Kalshi Draws Line After Slot-Style API Test
Kalshi has blocked Betr COO Alex Ursa after he built a slot-style game using the platform’s API. The case shows how fast prediction markets can start to look like casino products once the interface changes.

The reported setup was not described as using a random-number generator. Instead, it relied on Kalshi contracts and real transactions. Ursa uploaded a video on X, where a game resembling a slot interface was displayed. Each spin appeared to route real transactions through Ursa’s Kalshi account.

According to the video and subsequent reports, the game distributed $10 among nine live sports event contracts. The outcome of the experiment was then displayed to the user in the form of a slot interface. In the spins shown in the video, the position lost money each time.

A Slot Skin Over Event Contracts

Classic slot math was not required to create a casino feel. The outcome was generated by the real-world markets. The presentation came from gaming design.

This is the product-design gap regulators may now have to address. A prediction contract could be nested within the structure of a financial market. However, the developer can present the very same contract in a more familiar casino form.


Kalshi Protects Its Financial Market Position

Kalshi reacted swiftly and restricted Ursa’s account. The company distanced itself from the build, saying it had not approved the experiment and that the account was blocked for violating company policy.

This kind of reaction fits Kalshi’s broader position. The company has consistently argued that it is not a gambling platform and that its contracts are financial trading assets. This argument is central to its strategy in the US,

Sports event contracts are quite close to betting products. Slot-based design makes this boundary even more difficult to draw.

The case is also sensitive for Betr. The operator has acquired Ascent Capital Management, an NFA-registered broker, to speed up its move into regulated prediction markets. It has also been working toward a broader app model that brings betting, casino, arcade, and prediction products closer together.

Ursa’s experiment was a personal test and not an officially presented Betr product. Yet it illustrates what can happen when casino-style engagement is placed on top of event contracts.


CFTC Rules May Leave UX Questions Open

The CFTC proposal does not only look at prediction markets in broad terms. It would amend the framework for public-interest determinations on event contracts. The clearest red line is around contracts that settle on purely random events, including a roulette spin or a random-number generator outcome.

Ursa’s test sits in a less clear area. The reported outcomes were tied to sports event contracts, not a pure casino RNG. But the reveal copied a slot-style format. Thus, the harder question is whether a non-random market contract can become gambling-like because of how it is packaged and sold to users.

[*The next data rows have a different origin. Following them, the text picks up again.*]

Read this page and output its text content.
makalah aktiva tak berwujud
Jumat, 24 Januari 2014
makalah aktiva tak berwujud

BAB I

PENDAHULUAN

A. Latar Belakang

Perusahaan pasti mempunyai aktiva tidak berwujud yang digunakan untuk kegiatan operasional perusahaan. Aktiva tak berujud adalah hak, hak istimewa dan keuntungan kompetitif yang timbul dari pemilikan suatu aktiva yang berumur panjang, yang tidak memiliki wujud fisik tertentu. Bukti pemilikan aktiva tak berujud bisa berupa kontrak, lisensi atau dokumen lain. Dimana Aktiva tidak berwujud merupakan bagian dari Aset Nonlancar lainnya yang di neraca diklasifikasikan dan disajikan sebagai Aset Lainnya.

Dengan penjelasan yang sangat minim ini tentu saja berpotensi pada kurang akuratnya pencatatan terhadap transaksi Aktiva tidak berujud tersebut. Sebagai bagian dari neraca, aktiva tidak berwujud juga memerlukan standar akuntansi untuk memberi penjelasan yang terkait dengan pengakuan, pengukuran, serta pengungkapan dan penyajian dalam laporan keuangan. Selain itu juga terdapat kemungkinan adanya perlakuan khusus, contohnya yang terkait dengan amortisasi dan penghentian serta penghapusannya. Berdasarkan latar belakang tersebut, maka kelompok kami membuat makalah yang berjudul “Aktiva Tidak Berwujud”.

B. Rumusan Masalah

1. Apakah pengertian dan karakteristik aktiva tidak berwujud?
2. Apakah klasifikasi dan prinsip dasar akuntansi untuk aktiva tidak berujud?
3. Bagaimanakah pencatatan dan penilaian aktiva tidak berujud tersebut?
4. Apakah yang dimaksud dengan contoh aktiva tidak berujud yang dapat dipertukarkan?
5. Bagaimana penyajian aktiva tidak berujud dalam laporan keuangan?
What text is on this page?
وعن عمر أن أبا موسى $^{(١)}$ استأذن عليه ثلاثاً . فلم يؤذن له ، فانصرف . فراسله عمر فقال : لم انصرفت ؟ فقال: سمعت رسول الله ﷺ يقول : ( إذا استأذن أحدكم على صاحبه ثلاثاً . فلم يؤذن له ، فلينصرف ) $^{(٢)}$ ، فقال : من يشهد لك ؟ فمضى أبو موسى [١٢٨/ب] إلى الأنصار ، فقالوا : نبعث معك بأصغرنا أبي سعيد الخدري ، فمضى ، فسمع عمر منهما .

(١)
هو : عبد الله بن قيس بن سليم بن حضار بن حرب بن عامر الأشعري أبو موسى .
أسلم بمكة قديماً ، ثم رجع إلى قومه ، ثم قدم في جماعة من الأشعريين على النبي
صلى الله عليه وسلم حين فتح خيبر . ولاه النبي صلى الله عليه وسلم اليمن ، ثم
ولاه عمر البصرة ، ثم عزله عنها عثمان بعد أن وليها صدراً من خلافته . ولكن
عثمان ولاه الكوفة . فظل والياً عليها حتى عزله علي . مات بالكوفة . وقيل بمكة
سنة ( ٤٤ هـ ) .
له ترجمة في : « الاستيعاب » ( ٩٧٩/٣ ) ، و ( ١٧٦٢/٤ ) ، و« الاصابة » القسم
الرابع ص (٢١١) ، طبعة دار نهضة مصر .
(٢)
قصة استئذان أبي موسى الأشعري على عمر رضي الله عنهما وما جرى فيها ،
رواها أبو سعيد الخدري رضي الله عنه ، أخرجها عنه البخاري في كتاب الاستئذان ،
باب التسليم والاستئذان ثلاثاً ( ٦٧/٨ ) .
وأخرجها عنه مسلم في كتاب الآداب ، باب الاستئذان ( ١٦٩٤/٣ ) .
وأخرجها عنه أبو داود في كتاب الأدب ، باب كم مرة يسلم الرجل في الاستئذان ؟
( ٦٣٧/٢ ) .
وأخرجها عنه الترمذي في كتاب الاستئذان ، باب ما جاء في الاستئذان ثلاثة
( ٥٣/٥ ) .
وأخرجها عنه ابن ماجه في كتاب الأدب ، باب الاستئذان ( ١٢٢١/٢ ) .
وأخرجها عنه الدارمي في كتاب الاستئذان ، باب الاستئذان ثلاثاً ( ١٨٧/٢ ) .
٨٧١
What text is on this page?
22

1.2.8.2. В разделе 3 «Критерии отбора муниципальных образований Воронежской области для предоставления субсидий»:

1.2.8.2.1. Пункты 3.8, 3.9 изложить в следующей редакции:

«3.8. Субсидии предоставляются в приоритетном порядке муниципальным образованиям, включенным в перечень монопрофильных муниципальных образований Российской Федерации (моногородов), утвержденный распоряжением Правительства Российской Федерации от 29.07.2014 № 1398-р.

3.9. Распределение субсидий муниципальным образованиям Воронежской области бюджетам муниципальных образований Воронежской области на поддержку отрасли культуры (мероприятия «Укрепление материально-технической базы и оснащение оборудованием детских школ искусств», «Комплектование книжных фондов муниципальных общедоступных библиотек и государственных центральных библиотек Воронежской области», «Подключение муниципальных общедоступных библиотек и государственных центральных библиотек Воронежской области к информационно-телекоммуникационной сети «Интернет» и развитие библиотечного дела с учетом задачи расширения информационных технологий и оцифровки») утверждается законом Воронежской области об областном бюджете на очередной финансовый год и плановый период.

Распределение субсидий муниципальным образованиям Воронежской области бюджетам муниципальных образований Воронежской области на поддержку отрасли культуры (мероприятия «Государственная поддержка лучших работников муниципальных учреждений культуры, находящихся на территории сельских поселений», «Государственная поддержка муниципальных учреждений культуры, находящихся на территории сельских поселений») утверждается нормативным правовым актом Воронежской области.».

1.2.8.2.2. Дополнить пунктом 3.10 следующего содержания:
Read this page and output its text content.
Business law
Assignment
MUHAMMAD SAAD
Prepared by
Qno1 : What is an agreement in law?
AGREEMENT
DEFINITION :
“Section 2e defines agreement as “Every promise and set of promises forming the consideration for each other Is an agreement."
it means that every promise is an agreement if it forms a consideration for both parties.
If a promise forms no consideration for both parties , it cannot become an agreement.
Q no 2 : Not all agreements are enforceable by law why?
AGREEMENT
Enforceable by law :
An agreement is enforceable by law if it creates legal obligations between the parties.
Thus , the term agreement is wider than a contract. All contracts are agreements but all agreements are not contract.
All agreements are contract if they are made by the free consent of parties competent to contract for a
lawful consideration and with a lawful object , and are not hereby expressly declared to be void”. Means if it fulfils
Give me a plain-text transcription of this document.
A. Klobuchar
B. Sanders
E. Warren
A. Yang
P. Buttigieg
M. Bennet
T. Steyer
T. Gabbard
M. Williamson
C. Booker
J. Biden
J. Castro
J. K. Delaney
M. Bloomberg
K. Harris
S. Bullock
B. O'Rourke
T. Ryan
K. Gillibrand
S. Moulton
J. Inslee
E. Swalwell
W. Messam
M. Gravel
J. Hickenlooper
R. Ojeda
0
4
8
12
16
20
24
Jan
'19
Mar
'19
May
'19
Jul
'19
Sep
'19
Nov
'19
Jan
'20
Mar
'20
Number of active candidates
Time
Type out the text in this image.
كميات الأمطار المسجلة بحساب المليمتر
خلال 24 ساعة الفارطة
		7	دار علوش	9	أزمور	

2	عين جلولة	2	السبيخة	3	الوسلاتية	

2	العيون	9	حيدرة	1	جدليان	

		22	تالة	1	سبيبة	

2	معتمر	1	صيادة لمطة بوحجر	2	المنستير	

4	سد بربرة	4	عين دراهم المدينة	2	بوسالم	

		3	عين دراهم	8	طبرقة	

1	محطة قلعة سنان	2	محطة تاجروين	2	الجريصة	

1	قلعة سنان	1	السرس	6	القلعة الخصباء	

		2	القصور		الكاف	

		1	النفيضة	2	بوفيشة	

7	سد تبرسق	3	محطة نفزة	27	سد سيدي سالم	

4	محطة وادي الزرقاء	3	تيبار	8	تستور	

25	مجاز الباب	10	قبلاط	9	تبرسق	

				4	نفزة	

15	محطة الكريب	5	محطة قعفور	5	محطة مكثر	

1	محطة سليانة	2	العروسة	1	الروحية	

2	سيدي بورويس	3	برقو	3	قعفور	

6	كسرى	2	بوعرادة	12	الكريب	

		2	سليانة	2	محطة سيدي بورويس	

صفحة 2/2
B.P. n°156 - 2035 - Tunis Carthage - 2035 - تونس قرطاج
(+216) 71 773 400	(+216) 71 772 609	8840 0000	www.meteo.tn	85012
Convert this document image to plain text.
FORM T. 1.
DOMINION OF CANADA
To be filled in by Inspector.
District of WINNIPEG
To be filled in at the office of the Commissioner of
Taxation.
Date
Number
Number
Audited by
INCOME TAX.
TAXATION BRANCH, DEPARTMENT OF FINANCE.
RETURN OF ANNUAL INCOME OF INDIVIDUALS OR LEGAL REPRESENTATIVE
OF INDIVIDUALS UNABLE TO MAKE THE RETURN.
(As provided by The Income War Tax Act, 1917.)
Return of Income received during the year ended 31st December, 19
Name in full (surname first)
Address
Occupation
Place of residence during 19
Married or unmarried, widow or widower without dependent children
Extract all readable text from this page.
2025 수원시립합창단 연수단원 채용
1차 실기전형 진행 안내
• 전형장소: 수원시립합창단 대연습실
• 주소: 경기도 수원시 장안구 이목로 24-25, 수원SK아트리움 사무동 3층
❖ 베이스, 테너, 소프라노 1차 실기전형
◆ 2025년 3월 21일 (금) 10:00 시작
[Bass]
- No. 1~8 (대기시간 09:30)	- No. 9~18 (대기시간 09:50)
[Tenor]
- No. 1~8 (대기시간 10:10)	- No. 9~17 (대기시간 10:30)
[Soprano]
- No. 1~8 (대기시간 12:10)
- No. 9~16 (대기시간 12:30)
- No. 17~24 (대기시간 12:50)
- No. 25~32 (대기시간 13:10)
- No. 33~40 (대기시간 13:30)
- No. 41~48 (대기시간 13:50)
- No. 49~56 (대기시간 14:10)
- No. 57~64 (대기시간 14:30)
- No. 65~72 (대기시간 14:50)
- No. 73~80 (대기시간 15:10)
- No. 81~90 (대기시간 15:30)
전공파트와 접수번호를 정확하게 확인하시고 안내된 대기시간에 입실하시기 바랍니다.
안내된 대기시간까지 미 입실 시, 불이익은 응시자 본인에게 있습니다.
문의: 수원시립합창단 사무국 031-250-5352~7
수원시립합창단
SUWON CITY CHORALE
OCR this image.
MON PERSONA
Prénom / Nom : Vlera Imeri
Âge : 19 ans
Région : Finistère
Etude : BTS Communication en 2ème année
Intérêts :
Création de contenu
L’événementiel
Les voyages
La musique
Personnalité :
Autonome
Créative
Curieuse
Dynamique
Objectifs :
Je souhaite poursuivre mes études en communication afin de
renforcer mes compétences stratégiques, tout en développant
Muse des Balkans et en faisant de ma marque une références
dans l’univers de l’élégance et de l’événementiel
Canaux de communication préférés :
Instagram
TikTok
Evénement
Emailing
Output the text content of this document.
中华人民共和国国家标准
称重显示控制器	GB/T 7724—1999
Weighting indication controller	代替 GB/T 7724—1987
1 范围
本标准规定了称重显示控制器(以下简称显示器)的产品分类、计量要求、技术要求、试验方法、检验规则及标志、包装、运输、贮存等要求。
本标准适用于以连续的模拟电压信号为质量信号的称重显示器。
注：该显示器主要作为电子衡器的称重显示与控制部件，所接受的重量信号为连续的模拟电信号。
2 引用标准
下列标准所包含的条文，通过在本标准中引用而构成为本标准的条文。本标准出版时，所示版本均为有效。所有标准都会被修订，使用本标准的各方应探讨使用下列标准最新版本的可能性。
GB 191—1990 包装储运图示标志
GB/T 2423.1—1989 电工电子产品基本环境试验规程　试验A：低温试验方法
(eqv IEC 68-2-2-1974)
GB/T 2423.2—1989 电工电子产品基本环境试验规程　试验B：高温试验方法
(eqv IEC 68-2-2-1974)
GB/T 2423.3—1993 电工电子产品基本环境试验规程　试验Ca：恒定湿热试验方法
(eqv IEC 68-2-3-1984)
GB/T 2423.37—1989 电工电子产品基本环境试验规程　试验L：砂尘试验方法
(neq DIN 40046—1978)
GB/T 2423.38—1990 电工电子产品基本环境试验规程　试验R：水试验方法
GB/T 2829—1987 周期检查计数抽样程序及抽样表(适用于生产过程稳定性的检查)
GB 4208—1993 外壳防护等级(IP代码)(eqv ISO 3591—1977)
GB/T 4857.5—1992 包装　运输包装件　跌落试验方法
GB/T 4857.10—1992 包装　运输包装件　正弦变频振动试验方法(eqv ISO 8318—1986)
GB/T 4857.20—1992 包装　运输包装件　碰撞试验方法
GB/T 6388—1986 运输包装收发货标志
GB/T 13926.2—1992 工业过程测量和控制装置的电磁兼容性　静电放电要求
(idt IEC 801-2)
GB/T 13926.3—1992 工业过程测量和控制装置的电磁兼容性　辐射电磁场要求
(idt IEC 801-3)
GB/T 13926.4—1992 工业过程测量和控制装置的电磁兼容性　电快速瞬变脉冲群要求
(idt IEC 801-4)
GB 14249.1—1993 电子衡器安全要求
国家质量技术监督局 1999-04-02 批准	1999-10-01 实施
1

Howard Glaser of Light & Wonder has made a similar point. He argued that the CFTC proposal may not fully prevent the gamification of non-random events, where a casino or slot-style reveal is tied to real-world data rather than random chance.


Lessons from the Kalshi Block

The next fight may not be about whether prediction markets can list sports contracts. It may be about how those contracts are displayed, bundled, timed, and sold to users. For operators, the compliance risk now sits in product design as much as in market listing.